İstanbul'da uyuşturucu bağımlısı bir suç makinesinin karakoldan kaçarak polisimiz Şeyda Yılmaz'ı şehit etmesi, iki genç kızımızın bir tımarhane kaçkını tarafından vahşice katledilmesi, genç kızların sapıklar tarafından sokakta taciz edilmesi ve ancak sosyal medyadan tepki geldiğinde tutuklanabilmesi. İletişim Başkanlığı'nın.
Adalet Bakanlığı'nın yerini aldığını ve toplumsal şiddet ve cinnet halinin Türkiye'yi esir ettiğini göstermektedir. Aynı gün içinde yetmiş bir suç kaydı bulunan bir gangster otostop çekerken yakalanıyor.
Eşini öldüren bir kişi ise otuz yıl bu ülkede kaçak gezebiliyor. Suçun infazının memleketteki güvenlik ve asayiş için değil de cezaevi kapasitesine göre belirlendiği, siyasi suçluların adli suçlardan daha fazla ceza aldığı bir infaz sisteminin adalet dağıtma ihtimali asla ve kat'a yoktur.
Sınırlarımızı kevgire çeviren sapıkları, suç makinelerini, tacizcileri, madde bağımlılarını tahliye eden bu iktidar, yirmi iki yılda vahşeti ve şiddeti sıradanlaştırmış, Türkiye'yi bir açık hava cezaevine çevirmiştir. Bütün bu kaçakların tespiti ve sınır dışı edilebilmesi için sokaklarda onlarca suç kaydı ile toplumu enfekte eden ne kadar sapık, suçlu, firari varsa tamamının tespiti ve cezaevine gönderilmesi için İYİ Parti'nin önerisi şudur.
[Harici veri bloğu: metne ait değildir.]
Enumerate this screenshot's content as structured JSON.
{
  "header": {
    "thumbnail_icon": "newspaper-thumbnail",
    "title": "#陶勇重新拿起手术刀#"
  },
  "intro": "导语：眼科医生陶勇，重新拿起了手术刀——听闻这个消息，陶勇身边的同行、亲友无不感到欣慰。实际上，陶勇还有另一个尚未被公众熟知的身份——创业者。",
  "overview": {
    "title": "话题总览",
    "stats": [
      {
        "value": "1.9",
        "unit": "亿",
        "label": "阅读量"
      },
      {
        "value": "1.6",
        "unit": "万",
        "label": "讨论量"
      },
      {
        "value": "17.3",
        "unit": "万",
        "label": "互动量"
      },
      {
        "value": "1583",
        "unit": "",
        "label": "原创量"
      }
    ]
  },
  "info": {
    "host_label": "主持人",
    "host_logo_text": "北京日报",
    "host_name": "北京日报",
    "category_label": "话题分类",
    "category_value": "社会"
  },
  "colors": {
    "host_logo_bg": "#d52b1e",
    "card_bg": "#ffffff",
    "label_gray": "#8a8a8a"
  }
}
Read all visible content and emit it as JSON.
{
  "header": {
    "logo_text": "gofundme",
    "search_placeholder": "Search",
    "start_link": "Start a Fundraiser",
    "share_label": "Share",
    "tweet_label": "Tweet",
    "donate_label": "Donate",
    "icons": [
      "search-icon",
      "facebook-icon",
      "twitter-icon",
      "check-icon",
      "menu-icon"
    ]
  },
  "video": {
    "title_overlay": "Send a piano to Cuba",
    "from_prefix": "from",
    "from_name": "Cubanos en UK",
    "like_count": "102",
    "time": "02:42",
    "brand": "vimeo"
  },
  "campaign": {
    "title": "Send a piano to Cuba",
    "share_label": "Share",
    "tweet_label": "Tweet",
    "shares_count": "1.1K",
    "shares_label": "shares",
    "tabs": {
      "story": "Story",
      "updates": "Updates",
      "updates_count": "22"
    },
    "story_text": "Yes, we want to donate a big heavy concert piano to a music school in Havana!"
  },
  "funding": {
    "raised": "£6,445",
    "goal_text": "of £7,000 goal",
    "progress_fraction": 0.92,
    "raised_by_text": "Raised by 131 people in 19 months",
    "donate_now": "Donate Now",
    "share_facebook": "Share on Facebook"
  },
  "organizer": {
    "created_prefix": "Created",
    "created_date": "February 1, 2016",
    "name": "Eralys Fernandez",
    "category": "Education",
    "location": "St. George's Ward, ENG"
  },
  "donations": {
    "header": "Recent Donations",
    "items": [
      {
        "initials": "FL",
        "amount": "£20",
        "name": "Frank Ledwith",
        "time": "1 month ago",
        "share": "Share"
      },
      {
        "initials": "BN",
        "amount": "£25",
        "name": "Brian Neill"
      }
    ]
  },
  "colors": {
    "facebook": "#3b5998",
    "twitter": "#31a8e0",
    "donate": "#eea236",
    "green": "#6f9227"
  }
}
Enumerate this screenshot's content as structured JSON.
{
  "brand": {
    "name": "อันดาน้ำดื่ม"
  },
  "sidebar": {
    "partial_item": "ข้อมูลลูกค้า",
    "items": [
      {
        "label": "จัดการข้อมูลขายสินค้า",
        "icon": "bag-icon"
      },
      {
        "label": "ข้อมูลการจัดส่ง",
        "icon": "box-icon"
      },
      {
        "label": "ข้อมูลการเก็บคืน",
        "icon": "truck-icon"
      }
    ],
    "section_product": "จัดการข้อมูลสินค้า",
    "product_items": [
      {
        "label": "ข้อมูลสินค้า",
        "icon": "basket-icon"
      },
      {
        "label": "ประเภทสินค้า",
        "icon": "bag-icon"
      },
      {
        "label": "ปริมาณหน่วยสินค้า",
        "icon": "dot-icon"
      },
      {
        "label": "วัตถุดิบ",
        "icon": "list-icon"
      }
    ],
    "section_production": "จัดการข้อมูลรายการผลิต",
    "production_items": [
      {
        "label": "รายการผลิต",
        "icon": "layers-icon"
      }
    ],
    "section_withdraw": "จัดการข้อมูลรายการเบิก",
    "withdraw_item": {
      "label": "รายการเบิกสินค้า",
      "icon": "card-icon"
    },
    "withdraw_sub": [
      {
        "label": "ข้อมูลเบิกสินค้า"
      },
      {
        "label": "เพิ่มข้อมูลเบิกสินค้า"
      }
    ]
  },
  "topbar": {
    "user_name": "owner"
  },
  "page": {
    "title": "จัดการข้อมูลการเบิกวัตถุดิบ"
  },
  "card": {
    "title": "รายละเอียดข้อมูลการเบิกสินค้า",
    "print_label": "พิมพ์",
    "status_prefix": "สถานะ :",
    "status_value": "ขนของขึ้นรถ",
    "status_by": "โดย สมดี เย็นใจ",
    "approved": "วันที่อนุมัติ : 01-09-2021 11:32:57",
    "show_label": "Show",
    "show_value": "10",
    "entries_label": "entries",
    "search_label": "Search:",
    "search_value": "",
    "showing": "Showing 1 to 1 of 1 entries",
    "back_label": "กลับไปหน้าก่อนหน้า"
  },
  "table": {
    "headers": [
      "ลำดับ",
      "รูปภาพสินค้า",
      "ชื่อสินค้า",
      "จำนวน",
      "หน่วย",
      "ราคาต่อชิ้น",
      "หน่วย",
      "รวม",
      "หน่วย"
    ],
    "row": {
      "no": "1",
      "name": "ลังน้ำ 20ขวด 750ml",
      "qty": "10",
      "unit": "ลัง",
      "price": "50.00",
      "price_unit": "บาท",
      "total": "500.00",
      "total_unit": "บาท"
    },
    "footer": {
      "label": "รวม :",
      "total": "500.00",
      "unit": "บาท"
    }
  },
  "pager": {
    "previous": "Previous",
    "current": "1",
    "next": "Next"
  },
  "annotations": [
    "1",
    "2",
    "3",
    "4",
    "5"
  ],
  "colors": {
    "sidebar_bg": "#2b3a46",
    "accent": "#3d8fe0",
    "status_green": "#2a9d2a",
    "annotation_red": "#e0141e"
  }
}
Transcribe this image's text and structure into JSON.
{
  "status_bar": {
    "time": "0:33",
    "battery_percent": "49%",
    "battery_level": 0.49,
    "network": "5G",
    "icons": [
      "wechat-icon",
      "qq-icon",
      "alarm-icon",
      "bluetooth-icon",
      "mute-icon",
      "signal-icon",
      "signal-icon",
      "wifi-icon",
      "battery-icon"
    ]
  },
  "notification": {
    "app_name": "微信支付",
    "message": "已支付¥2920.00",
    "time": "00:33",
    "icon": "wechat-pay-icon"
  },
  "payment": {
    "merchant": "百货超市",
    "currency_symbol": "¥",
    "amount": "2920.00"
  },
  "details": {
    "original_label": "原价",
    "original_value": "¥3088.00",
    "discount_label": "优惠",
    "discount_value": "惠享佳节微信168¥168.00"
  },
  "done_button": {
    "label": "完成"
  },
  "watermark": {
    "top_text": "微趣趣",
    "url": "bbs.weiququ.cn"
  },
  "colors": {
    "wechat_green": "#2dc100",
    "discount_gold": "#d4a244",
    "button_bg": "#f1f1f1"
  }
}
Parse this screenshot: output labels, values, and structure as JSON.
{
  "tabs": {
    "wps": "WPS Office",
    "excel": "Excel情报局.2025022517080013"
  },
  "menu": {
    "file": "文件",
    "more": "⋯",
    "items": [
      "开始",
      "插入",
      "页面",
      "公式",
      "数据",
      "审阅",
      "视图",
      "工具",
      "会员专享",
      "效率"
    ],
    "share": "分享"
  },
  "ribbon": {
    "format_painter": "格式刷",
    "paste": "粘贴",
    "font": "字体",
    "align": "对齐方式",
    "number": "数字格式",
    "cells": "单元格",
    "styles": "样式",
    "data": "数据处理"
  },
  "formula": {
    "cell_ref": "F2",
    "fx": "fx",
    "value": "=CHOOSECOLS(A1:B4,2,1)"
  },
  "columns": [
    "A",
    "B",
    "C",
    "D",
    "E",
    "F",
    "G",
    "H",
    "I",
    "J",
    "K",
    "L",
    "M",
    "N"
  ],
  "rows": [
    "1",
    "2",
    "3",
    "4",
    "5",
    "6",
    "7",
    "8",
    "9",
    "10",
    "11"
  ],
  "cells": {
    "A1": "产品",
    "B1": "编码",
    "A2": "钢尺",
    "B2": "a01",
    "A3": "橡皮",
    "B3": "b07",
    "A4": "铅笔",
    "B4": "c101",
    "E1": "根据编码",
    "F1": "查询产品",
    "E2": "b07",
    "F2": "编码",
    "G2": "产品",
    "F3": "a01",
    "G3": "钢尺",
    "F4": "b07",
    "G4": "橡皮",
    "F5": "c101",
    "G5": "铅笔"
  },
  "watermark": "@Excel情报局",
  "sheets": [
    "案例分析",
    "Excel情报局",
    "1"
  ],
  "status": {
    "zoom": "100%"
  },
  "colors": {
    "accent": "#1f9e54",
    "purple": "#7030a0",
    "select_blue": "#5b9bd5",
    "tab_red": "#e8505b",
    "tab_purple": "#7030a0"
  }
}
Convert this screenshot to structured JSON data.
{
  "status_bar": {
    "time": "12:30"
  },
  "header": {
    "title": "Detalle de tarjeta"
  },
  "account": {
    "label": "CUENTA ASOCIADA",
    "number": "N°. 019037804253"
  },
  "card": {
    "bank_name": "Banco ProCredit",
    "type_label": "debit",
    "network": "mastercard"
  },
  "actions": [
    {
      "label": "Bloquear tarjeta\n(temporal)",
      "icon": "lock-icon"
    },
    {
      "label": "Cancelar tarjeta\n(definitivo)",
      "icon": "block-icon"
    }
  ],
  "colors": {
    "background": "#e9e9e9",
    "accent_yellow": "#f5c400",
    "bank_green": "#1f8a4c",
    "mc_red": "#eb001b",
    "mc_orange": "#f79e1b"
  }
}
Gerekli bürokratik hazırlıkları yapın ve en kısa zamanda mümkünse 3 Kasım 2024'te, yani son kapalı nüfus sayımından yirmi dört yıl sonra yeniden bir kapalı nüfus sayımı yapalım. Bu kadar kaçak ve suçlunun dışarıda elini kolunu sallaya sallaya gezdiği bir memlekette, kapalı, yani sokağa çıkma yasaklı nüfus sayımı artık bir seçenek değil, bir mecburiyettir.